Schönberg keerde terug naar het Joodse geloof van zijn herkomst en ontwikkelde zelfs gedetailleerde plannen voor de evacuatie van de Joden in Europa; het zionisme wilde hij omvormen tot een slagvaardige beweging met evidente autoritaire trekken, die eenheid en daadkracht voorop moest stellen onder een charismatische leider.

Met zijn korte cantate A Survivor from Warsaw schreef Schönberg een van de eerste grote composities over de Holocaust: een rauw en confronterend pseudo-ooggetuigenverslag van een overlevende van het getto van Warschau, uitmondend in het zingen van het Sjema Jisrael, de Joodse geloofsbelijdenis.

A Survivor from Warsaw is een werk dat niet veel wordt uitgevoerd, maar dat wel een hoge symbolische waarde heeft. Het werk wordt in concerten van tijd tot tijd gekoppeld aan de idealistische Negende symfonie waarin Beethoven de woorden van Friedrich Schillers ‘Ode an die Freude’ gebruikte voor een jubelzang over de toekomstige verbroedering van de mensheid. Daarbij is van belang of de compositie van Schönberg vóór of juist ná de Negende symfonie wordt gespeeld – is A Survivor from Warsaw het bittere en definitieve eindpunt van elk idee van Europese beschaving, of is er nog een wederopstanding mogelijk?

Bij het kiezen van een werk van Dmitri Sjostakovitsj had Eichler keuze genoeg, want de Tweede Wereldoorlog heeft in diens werk diepe sporen nagelaten. Al tijdens de oorlog schreef hij al zulke grote werken als de Zevende symfonie, de Achtse symfonie en het Tweede pianotrio die direct op de oorlog reflecteren. Maar bij die werken is natuurlijk nog geen sprake van herdenkingsmuziek of herinneringsmuziek, omdat de oorlog nog steeds woedde.

Eichler koos echter voor de Dertiende symfonie (‘Babi Jar’), waarin Sjostakovitsj’ poëzie op muziek zette van dichter Jevgeni Jevtoesjenko, die het lot van de tienduizenden Joden beklaagde die in 1941 zijn doodgeschoten in het ravijn van Babi Jar bij Kyiv. Daarmee zochten dichter en componist de grens op van wat in de Sovjet-Unie was toegestaan tijdens de destalinisatie-campagne van partijleider Chroesjtsjov. Het lot van de Joden was taboe, aangezien alle Sovjetburgers volgens de officiële ideologie van de staat elkaars gelijken zouden zijn.

Sjostakovitsj schreef aan de dichter dat het gedicht zijn ‘geweten weer tot leven had gewekt.’ Zo speelde Sjostakovitsj decennia lang een sluw en zenuwslopend spel met de autoriteiten rond de muziek die hij wilde schrijven en de muziek die de staat wilde horen.

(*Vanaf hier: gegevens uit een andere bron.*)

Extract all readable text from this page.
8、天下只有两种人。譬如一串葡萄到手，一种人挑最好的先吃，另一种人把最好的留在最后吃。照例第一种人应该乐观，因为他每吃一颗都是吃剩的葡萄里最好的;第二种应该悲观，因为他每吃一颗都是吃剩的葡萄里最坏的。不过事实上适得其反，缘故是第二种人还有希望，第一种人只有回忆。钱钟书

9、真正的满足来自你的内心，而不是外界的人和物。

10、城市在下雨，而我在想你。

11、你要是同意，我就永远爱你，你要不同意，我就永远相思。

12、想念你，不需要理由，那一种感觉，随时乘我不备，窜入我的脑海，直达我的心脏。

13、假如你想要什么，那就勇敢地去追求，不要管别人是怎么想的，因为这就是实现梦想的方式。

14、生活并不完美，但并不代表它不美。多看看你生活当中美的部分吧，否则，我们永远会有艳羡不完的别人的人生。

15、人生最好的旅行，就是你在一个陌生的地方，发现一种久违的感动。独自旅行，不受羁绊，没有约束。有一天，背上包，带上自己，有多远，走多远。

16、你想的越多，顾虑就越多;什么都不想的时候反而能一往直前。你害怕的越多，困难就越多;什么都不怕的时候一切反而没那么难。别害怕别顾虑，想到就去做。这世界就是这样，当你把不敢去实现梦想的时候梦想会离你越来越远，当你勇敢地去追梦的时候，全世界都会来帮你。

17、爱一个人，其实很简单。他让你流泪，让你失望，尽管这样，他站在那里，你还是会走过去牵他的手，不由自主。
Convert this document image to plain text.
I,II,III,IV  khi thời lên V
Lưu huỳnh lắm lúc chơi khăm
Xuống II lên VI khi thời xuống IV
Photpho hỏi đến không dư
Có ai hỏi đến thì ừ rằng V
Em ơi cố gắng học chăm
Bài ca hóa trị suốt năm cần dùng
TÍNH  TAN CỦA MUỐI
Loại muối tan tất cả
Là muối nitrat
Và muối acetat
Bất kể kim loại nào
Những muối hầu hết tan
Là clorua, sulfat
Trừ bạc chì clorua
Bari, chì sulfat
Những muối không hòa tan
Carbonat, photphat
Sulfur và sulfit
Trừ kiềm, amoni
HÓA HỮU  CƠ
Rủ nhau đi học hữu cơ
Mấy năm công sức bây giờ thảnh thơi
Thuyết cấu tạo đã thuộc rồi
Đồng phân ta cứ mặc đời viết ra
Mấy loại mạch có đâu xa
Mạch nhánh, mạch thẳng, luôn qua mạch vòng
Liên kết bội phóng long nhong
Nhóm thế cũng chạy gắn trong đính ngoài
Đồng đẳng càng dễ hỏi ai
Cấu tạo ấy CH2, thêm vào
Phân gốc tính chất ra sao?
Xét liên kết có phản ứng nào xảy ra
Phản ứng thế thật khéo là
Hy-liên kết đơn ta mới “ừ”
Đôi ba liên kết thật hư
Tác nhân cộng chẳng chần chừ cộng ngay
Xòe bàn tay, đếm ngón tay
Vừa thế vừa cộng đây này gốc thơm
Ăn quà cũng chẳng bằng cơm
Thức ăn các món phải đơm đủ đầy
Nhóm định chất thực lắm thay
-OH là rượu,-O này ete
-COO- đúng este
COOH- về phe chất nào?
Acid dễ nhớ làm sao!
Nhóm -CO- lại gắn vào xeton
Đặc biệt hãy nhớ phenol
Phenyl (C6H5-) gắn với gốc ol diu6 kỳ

Of Sjostakovitsj ooit zelf in de communistische idealen heeft geloofd, is omstreden.

Grote muziek over oorlog is ook altijd een vorm van weerstand en protest – niet alleen bij Sjostakovitsj maar ook bij Britten, Schönberg en misschien zelfs nog bij Strauss. De Dertiende symfonie is de meeste eenduidige, expliciete en directe protestmuziek die Sjostakovitsj heeft geschreven – daarom behoort de symfonie misschien ook niet tot zijn meest gelaagde en boeiende composities. Maar dat doet aan de integriteit en moed van Sjostakovitsj natuurlijk geen jota af.